Posted on Dec 5, 2014

Thomas Palmeri from Vanderbilt, Brad Love from University College London, and Brandon Turner from The Ohio State University are co-editing a special issue of the Journal of Mathematical Psychology on Model-Based Cognitive Neuroscience. This special issue aims to explore the growing intersection between cognitive modeling and cognitive neuroscience. Cognitive modeling has a rich history of formalizing and testing hypotheses about cognitive mechanisms within a mathematical and computational language, making exquisite predictions of how people perceive, learn, remember, and decide. Cognitive neuroscience aims to identify neural mechanisms associated with key aspects of cognition, using techniques like neurophysiology, electrophysiology, and structural and functional brain imaging. These two come together in a powerful new approach called model-based cognitive neuroscience, which can both inform model selection and help interpret neural measures.
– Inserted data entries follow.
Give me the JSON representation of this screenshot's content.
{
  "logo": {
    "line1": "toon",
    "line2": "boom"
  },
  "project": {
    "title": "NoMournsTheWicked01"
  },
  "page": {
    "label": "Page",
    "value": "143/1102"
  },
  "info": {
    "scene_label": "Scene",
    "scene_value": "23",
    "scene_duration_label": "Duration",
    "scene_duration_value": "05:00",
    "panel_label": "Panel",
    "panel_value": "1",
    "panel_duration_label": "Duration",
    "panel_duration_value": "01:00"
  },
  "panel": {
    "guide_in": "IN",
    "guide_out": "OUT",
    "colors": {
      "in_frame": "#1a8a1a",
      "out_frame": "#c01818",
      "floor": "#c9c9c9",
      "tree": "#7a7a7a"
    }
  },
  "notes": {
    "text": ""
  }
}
Cognitive models decompose complex behavior into representations and processes and these latent model states are used to explain the modulation of brain states under different experimental conditions. Reciprocally, neural measures provide data that help constrain cognitive models and adjudicate between competing cognitive models that make similar predictions of behavior. For example, brain measures are related to cognitive model parameters fitted to individual participant data, measures of brain dynamics are related to measures of model dynamics, model parameters are constrained by neural measures, model parameters are used in statistical analyses of neural data, or neural and behavioral data are analyzed jointly within hierarchical modeling framework.